I also attempted to sort the pilot out as he was in danger of disappearing into the background so I redid the armor to make it stand out a little more


















Needless to say I still have a little more work to do but overall I'm really pleased with how this piece is coming together


----------



## duncndisorderly (May 10, 2012)

And a couple of shots of Brother Faethor with Brother Thibor too finish off



















All C&C welcomed and thanks for taking the time too look


----------



## Red Corsairs (Jun 8, 2008)

Great work on the Contemptor and the Dreadknight. The weathered metallics look top notch. Nice job on the conversion too.


----------



## duncndisorderly (May 10, 2012)

Next Project:
I really wanted to make a GM for my Grey Knights that looked different, (still needs a name if anyone has any ideas) so i grabbed the Tyrant of Badab mini from forgeworld and got stuck in to my bits box and have come up with the following bits (Blu-Tacked on at the moment)

















from there 

I have removed the warding stave end from the librarian arm and replaced it with a halberd, its actually a little longer than the standard halberd by about 4mm, not sure if I'm gonna cut it down or not, anyway I have now undercoated although everything is still Blu tacked at the moment pending a final fix.
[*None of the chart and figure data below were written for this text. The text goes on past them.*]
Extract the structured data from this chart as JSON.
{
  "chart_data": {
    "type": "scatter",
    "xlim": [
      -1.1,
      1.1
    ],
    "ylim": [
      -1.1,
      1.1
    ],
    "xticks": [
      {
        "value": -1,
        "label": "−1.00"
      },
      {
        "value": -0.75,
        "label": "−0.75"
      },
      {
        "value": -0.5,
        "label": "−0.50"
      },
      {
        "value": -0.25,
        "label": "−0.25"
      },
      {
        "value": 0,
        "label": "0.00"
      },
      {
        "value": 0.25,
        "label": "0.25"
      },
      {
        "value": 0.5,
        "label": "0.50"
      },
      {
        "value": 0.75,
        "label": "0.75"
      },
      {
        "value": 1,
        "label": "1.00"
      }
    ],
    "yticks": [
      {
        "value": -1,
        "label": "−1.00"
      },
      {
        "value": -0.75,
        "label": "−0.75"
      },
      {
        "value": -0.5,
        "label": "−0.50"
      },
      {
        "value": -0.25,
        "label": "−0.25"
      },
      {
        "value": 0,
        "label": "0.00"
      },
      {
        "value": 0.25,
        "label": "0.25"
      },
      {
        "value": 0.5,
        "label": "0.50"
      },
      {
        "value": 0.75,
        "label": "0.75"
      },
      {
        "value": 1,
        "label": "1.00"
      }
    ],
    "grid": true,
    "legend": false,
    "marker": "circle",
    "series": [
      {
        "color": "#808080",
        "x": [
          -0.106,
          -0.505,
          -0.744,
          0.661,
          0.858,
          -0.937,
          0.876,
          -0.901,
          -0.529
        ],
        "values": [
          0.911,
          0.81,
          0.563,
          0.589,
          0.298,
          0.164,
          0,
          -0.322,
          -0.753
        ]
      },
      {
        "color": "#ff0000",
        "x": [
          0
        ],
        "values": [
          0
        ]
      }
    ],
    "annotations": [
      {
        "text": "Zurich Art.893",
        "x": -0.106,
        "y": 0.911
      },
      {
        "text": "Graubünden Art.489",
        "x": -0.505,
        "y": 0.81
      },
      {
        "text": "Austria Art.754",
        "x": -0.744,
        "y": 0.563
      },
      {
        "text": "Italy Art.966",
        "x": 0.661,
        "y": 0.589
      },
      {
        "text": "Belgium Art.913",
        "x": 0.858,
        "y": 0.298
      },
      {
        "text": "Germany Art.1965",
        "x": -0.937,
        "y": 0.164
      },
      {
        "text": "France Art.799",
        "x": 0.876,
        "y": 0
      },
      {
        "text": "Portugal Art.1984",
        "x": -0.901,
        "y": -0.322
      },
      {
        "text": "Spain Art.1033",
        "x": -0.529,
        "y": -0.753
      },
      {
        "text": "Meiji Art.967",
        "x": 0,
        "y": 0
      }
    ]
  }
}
I have also finished a Strike Squad barring the bases :cheers: 

Strike Squad Vexlar from right to left, Brother Pylos, Brother Strobos, Justicar Vexlar










And Brothers Blatu and Belos










Group shot


----------



## duncndisorderly (May 10, 2012)

Update on my Grand Master
I have now added more detail and have build up the metal coats to give a more realistic steel plating effect (I think), I also did some work on the shoulders with writing on the books and washes on the gold, again not finished but getting close now. I do find that every time I take pictures I spot more bits that still need to be done but I'm beginning to see this as a good tool to check where I'm at
Apologies for the pictures but my camera phone is all I currently have so please bear with me, thanks for looking


----------



## KjellThorngaard (Oct 4, 2010)

That is a great looking model Dunc!


----------



## duncndisorderly (May 10, 2012)

And this is the final update on my GM who I'm now claiming is completed.
I give you Grand Master Pyros Vall, any C&C as usual appreciated


----------



## duncndisorderly (May 10, 2012)

Librarian Update
Brother Tiresias the farsighted


----------



## Old Man78 (Nov 3, 2011)

Lovely work!, great conversions, rep to you!


----------